BAKAN EKREN KÜRESEL KRİZİN OLASI SÜRECİNİ ANLATTI
Devlet Bakanı ve Başbakan Yardımcısı Nazım Ekren, Türkiye ekonomisinin dünyanın 17'inci, Avrupa'nın ise 6'ncı büyük ekonomisi olduğunu belirterek, ''Dolayısıyla böyle bir ekonomi bölgesel aktör olmaktan çok şu anda küresel aktör olmaya aday ve o çerçevede de uluslararası finansal ve ticaret bakımından küresel sistemle entegre olmuş bir ekonomidir.

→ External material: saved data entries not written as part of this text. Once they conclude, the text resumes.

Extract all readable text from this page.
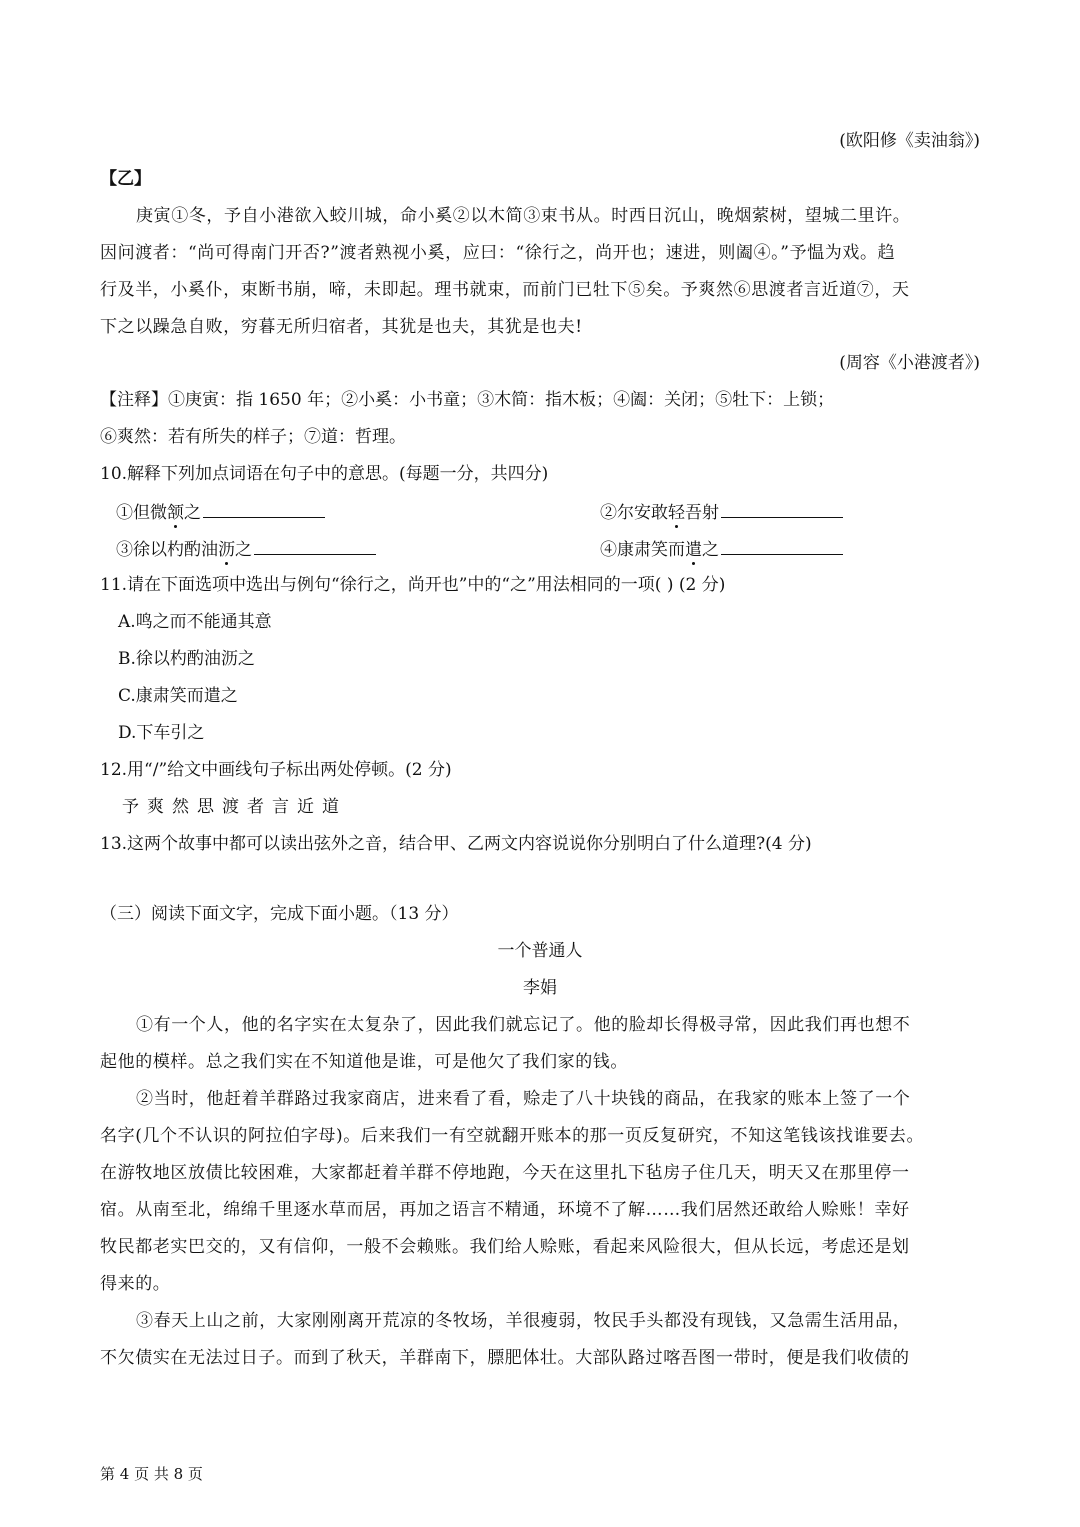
(欧阳修《卖油翁》)
【乙】
庚寅①冬，予自小港欲入蛟川城，命小奚②以木简③束书从。时西日沉山，晚烟萦树，望城二里许。
因问渡者：“尚可得南门开否?”渡者熟视小奚，应曰：“徐行之，尚开也；速进，则阖④。”予愠为戏。趋
行及半，小奚仆，束断书崩，啼，未即起。理书就束，而前门已牡下⑤矣。予爽然⑥思渡者言近道⑦，天
下之以躁急自败，穷暮无所归宿者，其犹是也夫，其犹是也夫!
(周容《小港渡者》)
【注释】①庚寅：指 1650 年；②小奚：小书童；③木简：指木板；④阖：关闭；⑤牡下：上锁；
⑥爽然：若有所失的样子；⑦道：哲理。
10.解释下列加点词语在句子中的意思。(每题一分，共四分)
①但微颔之	②尔安敢轻吾射
③徐以杓酌油沥之	④康肃笑而遣之
11.请在下面选项中选出与例句“徐行之，尚开也”中的“之”用法相同的一项( ) (2 分)
A.鸣之而不能通其意
B.徐以杓酌油沥之
C.康肃笑而遣之
D.下车引之
12.用“/”给文中画线句子标出两处停顿。(2 分)
予爽然思渡者言近道
13.这两个故事中都可以读出弦外之音，结合甲、乙两文内容说说你分别明白了什么道理?(4 分)
（三）阅读下面文字，完成下面小题。（13 分）
一个普通人
李娟
①有一个人，他的名字实在太复杂了，因此我们就忘记了。他的脸却长得极寻常，因此我们再也想不
起他的模样。总之我们实在不知道他是谁，可是他欠了我们家的钱。
②当时，他赶着羊群路过我家商店，进来看了看，赊走了八十块钱的商品，在我家的账本上签了一个
名字(几个不认识的阿拉伯字母)。后来我们一有空就翻开账本的那一页反复研究，不知这笔钱该找谁要去。
在游牧地区放债比较困难，大家都赶着羊群不停地跑，今天在这里扎下毡房子住几天，明天又在那里停一
宿。从南至北，绵绵千里逐水草而居，再加之语言不精通，环境不了解……我们居然还敢给人赊账！幸好
牧民都老实巴交的，又有信仰，一般不会赖账。我们给人赊账，看起来风险很大，但从长远，考虑还是划
得来的。
③春天上山之前，大家刚刚离开荒凉的冬牧场，羊很瘦弱，牧民手头都没有现钱，又急需生活用品，
不欠债实在无法过日子。而到了秋天，羊群南下，膘肥体壮。大部队路过喀吾图一带时，便是我们收债的
第 4 页 共 8 页
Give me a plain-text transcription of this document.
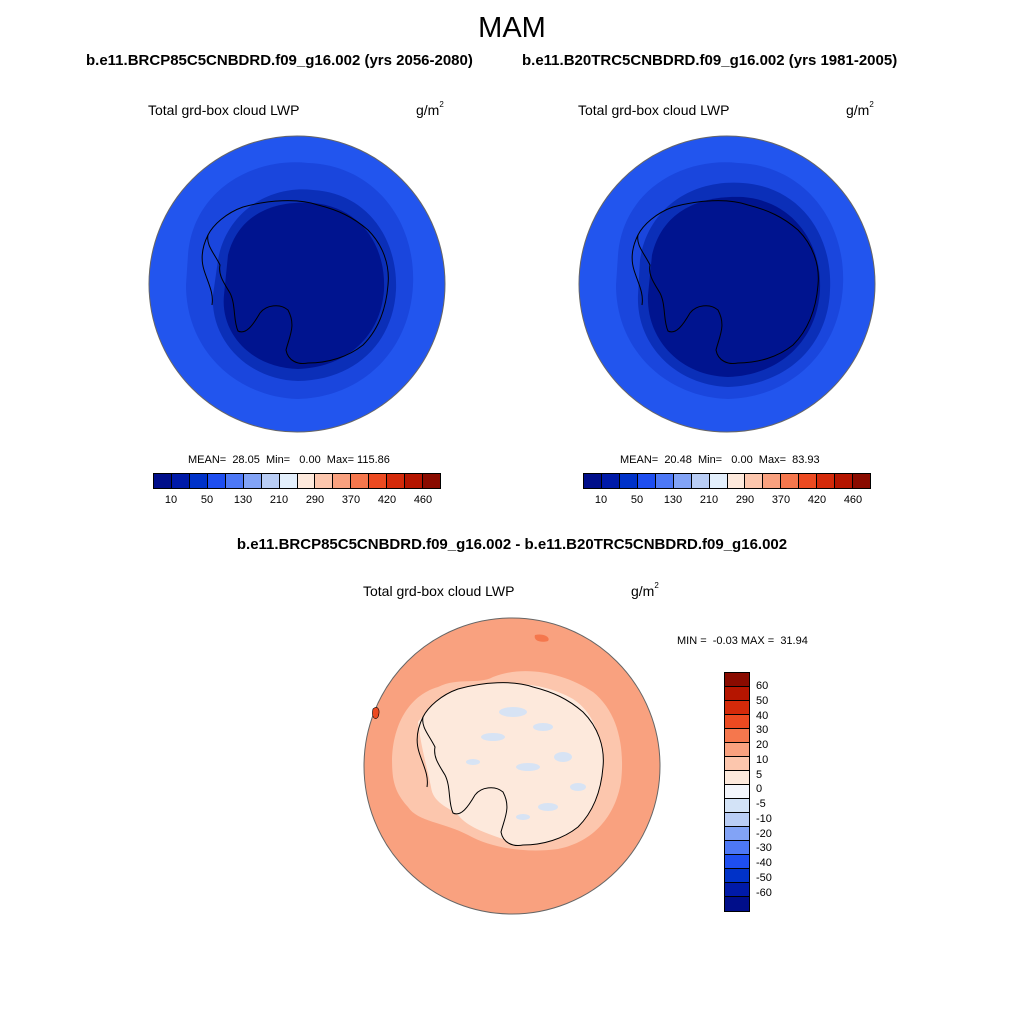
MAM
b.e11.BRCP85C5CNBDRD.f09_g16.002 (yrs 2056-2080)	b.e11.B20TRC5CNBDRD.f09_g16.002 (yrs 1981-2005)
Total grd-box cloud LWP	$g/m^2$	Total grd-box cloud LWP	$g/m^2$
MEAN=  28.05  Min=   0.00  Max= 115.86	MEAN=  20.48  Min=   0.00  Max=  83.93
10	50	130	210	290	370	420	460	10	50	130	210	290	370	420	460
b.e11.BRCP85C5CNBDRD.f09_g16.002 - b.e11.B20TRC5CNBDRD.f09_g16.002
Total grd-box cloud LWP	$g/m^2$
MIN =  -0.03 MAX =  31.94
60
50
40
30
20
10
5
0
-5
-10
-20
-30
-40
-50
-60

Böyle bakıldığında küresel finansal krizden etkilenmeme ihtimali söz konusu değildir'' dedi.
ŞURA’NIN AMACI
Ekren, burada yaptığı konuşmada, şuradan beklentisinin, kendi ulusal ekonomik yapı ve ilişkiler zincirinin içinde her sektörün ve her bölgenin ihtiyaçlarını net bir şekilde belirleyerek aynı şeyleri yapmaktan daha çok farklı şeyleri yaparak ve koordineli olarak Türkiye'nin büyüme, istihdam ve ihracatını artırmak yönünde çalışma yapmak olacağını söyledi.
Nazım Ekren, hem istişarenin hem koordinasyonun birlikte düşünüldüğü, yetkin bir özel sektör, kaliteli bürokrasi, şeffaf piyasalar, iyi dizayn edilmiş düzenleme ve denetleme yaptırım süreçlerinin şekillendirdiği yönetilebilir piyasa ekonomisinin yeni dönemde çok önemli olduğunu kaydetti.

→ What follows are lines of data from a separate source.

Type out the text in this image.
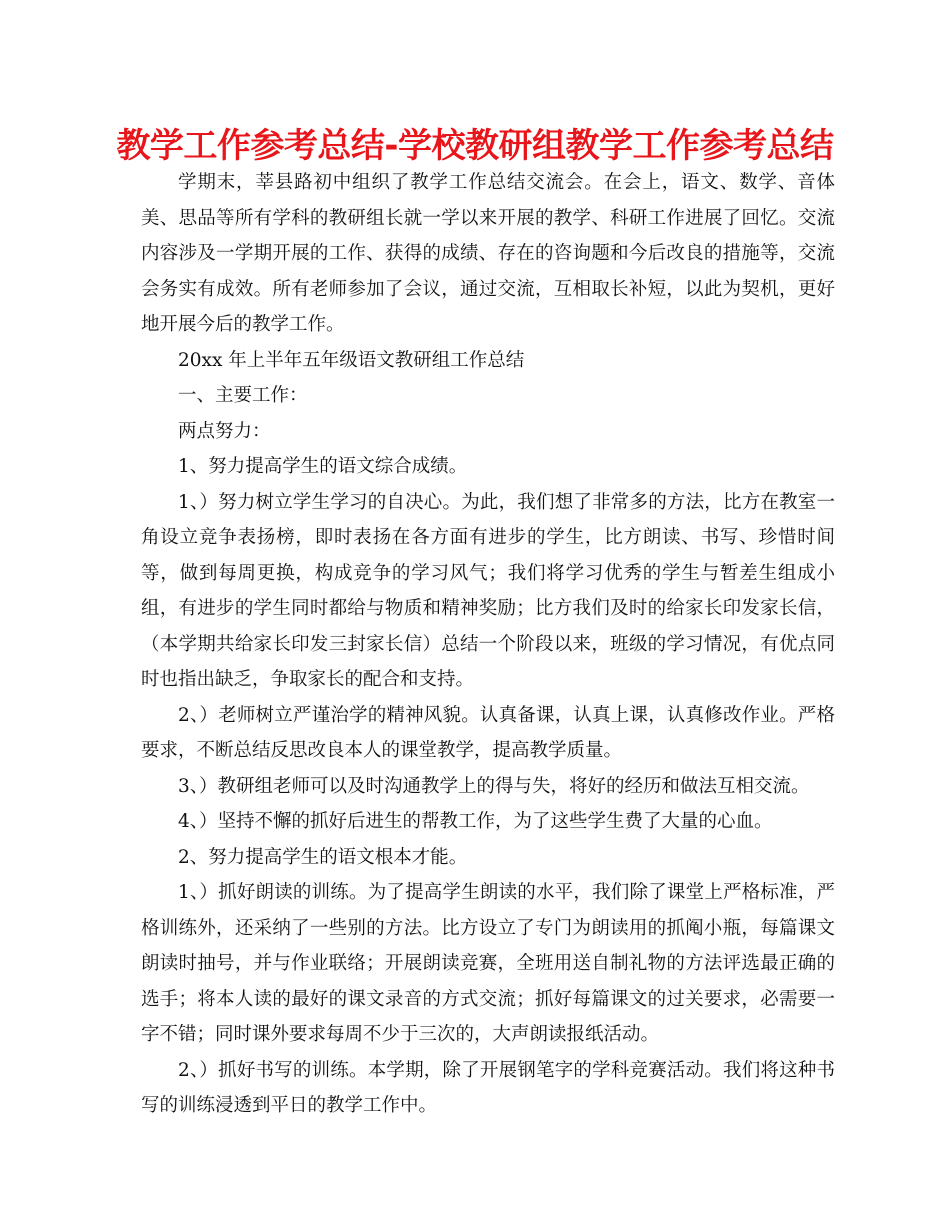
教学工作参考总结-学校教研组教学工作参考总结

学期末，莘县路初中组织了教学工作总结交流会。在会上，语文、数学、音体美、思品等所有学科的教研组长就一学以来开展的教学、科研工作进展了回忆。交流内容涉及一学期开展的工作、获得的成绩、存在的咨询题和今后改良的措施等，交流会务实有成效。所有老师参加了会议，通过交流，互相取长补短，以此为契机，更好地开展今后的教学工作。

20xx 年上半年五年级语文教研组工作总结

一、主要工作：

两点努力：

1、努力提高学生的语文综合成绩。

1、）努力树立学生学习的自决心。为此，我们想了非常多的方法，比方在教室一角设立竞争表扬榜，即时表扬在各方面有进步的学生，比方朗读、书写、珍惜时间等，做到每周更换，构成竞争的学习风气；我们将学习优秀的学生与暂差生组成小组，有进步的学生同时都给与物质和精神奖励；比方我们及时的给家长印发家长信，（本学期共给家长印发三封家长信）总结一个阶段以来，班级的学习情况，有优点同时也指出缺乏，争取家长的配合和支持。

2、）老师树立严谨治学的精神风貌。认真备课，认真上课，认真修改作业。严格要求，不断总结反思改良本人的课堂教学，提高教学质量。

3、）教研组老师可以及时沟通教学上的得与失，将好的经历和做法互相交流。

4、）坚持不懈的抓好后进生的帮教工作，为了这些学生费了大量的心血。

2、努力提高学生的语文根本才能。

1、）抓好朗读的训练。为了提高学生朗读的水平，我们除了课堂上严格标准，严格训练外，还采纳了一些别的方法。比方设立了专门为朗读用的抓阄小瓶，每篇课文朗读时抽号，并与作业联络；开展朗读竞赛，全班用送自制礼物的方法评选最正确的选手；将本人读的最好的课文录音的方式交流；抓好每篇课文的过关要求，必需要一字不错；同时课外要求每周不少于三次的，大声朗读报纸活动。

2、）抓好书写的训练。本学期，除了开展钢笔字的学科竞赛活动。我们将这种书写的训练浸透到平日的教学工作中。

Özellikle kriz ortamında Türkiye'nin alması gereken pozisyonu belirlerken birkaç önemli bloğun birbirinden ayrılması gerektiğini ifade eden Ekren, şöyle konuştu:
''Türkiye ekonomisi 2007 yılı sonu itibariyle 650 milyar dolarlık büyüklükteki bir ekonomi. Dünyanın 17'ncisi ve Avrupa'nın da 6'ncısı. Dolayısıyla böyle bir ekonomi bölgesel aktör olmaktan çok şu anda küresel aktör olmaya aday ve o çerçevede de uluslararası finansal ve ticaret bakımından küresel sistemle entegre olmuş bir ekonomidir. Böyle bakıldığında küresel finansal krizden etkilenmeme ihtimali söz konusu değildir. Etkilenmemekten daha çok 'hasar minimizasyonu' dediğimiz yeni bir kavramla olaylara yaklaşıyoruz. Dolayısıyla birinci blok Türkiye'nin küresel finansal krizden hem finans sektörü bakımından hem de reel sektör bakımından etkilenme yön ve şeklinde hasar minimizasyonunu sağlamak olmalıdır.

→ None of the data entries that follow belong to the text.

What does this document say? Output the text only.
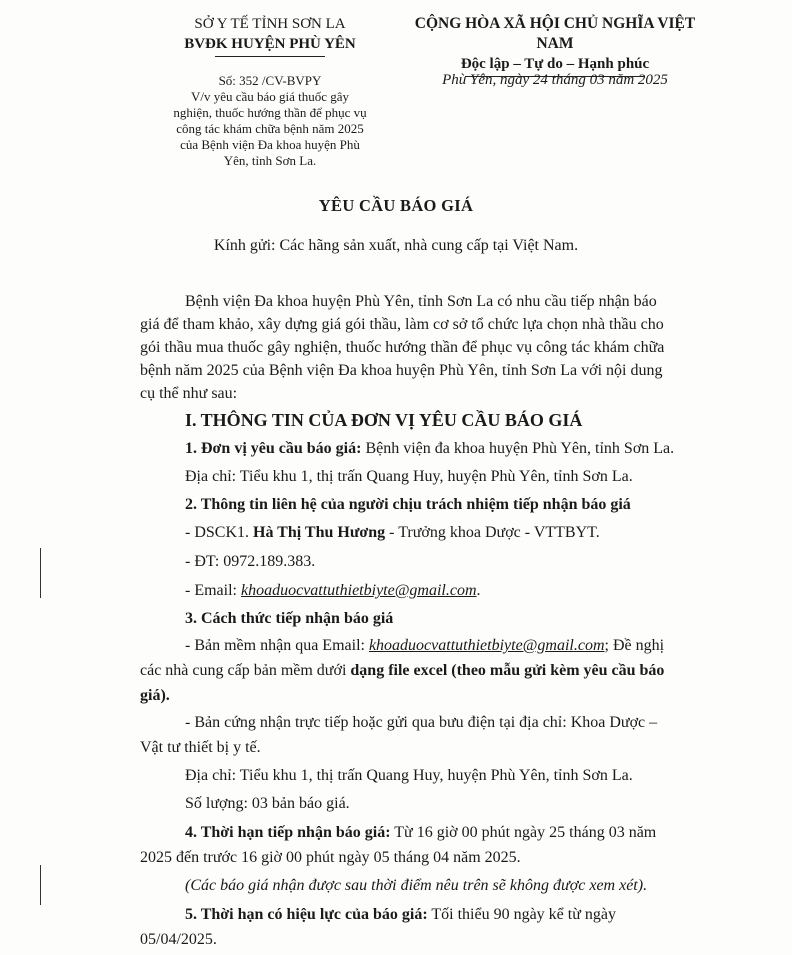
SỞ Y TẾ TỈNH SƠN LA
BVĐK HUYỆN PHÙ YÊN
CỘNG HÒA XÃ HỘI CHỦ NGHĨA VIỆT NAM
Độc lập – Tự do – Hạnh phúc
Số: 352 /CV-BVPY
V/v yêu cầu báo giá thuốc gây
nghiện, thuốc hướng thần để phục vụ
công tác khám chữa bệnh năm 2025
của Bệnh viện Đa khoa huyện Phù
Yên, tỉnh Sơn La.
Phù Yên, ngày 24 tháng 03 năm 2025
YÊU CẦU BÁO GIÁ
Kính gửi: Các hãng sản xuất, nhà cung cấp tại Việt Nam.
Bệnh viện Đa khoa huyện Phù Yên, tỉnh Sơn La có nhu cầu tiếp nhận báo
giá để tham khảo, xây dựng giá gói thầu, làm cơ sở tổ chức lựa chọn nhà thầu cho
gói thầu mua thuốc gây nghiện, thuốc hướng thần để phục vụ công tác khám chữa
bệnh năm 2025 của Bệnh viện Đa khoa huyện Phù Yên, tỉnh Sơn La với nội dung
cụ thể như sau:
I. THÔNG TIN CỦA ĐƠN VỊ YÊU CẦU BÁO GIÁ
1. Đơn vị yêu cầu báo giá: Bệnh viện đa khoa huyện Phù Yên, tỉnh Sơn La.
Địa chỉ: Tiểu khu 1, thị trấn Quang Huy, huyện Phù Yên, tỉnh Sơn La.
2. Thông tin liên hệ của người chịu trách nhiệm tiếp nhận báo giá
- DSCK1. Hà Thị Thu Hương - Trưởng khoa Dược - VTTBYT.
- ĐT: 0972.189.383.
- Email: khoaduocvattuthietbiyte@gmail.com.
3. Cách thức tiếp nhận báo giá
- Bản mềm nhận qua Email: khoaduocvattuthietbiyte@gmail.com; Đề nghị
các nhà cung cấp bản mềm dưới dạng file excel (theo mẫu gửi kèm yêu cầu báo
giá).
- Bản cứng nhận trực tiếp hoặc gửi qua bưu điện tại địa chỉ: Khoa Dược –
Vật tư thiết bị y tế.
Địa chỉ: Tiểu khu 1, thị trấn Quang Huy, huyện Phù Yên, tỉnh Sơn La.
Số lượng: 03 bản báo giá.
4. Thời hạn tiếp nhận báo giá: Từ 16 giờ 00 phút ngày 25 tháng 03 năm
2025 đến trước 16 giờ 00 phút ngày 05 tháng 04 năm 2025.
(Các báo giá nhận được sau thời điểm nêu trên sẽ không được xem xét).
5. Thời hạn có hiệu lực của báo giá: Tối thiểu 90 ngày kể từ ngày
05/04/2025.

MAKRO EKONOMİK GÖSTERGELER
İkinci önemli blok küresel krizden ayrı olarak Türkiye'nin temel makro ekonomik göstergeleri ve dengeleri kriz olamasa bile Türkiye'nin kendine has bir konjonktür dalgasına girdiğini de göstermektedir. Bu çerçevede de küresel krizden ayrı olarak Türkiye'nin kendine has ihtiyaçlarını özellikle yatırımlar konusundaki duraklamayı tekrar ivme kazandırıp hızlandırmalıyız. Ekonomi yönetimi olarak kamu harcamalarında ve yatırımlarında bu inisiyatifi çok açık kullandık. Yeni dönemde hem teşviklerle özel sektör yatırımlarını da kendimize has konjoktürümüzün de üstesinden gelmek amacıyla bunu da devreye koymamız gerekiyor.''
Küresel kriz ortamında kısa dönemli yangının söndürülmesine yönelik eylemlerin son derece önemli olduğunu ifade eden Ekren, ''Özellikle G-20 toplantısında bütün ülkelerin de kendilerine özgü bir ekonomik ve finansal mimarinin tartışıldığı bir ortamda Türkiye kesinlikle mimarinin tartışıldığı, değerlendirildiği süreçte ekonomik güç olarak yerinde durmalıdır. Bununla ilgili özel bir çalışma grubu oluşturup yeni mimari arayışlarında Türkiye'nin pozisyonunun ne olacağını, oluşacak yeni kurumlarda yeni sistemde nerede bulunacağı konusunda düşünmeliyiz'' dedi.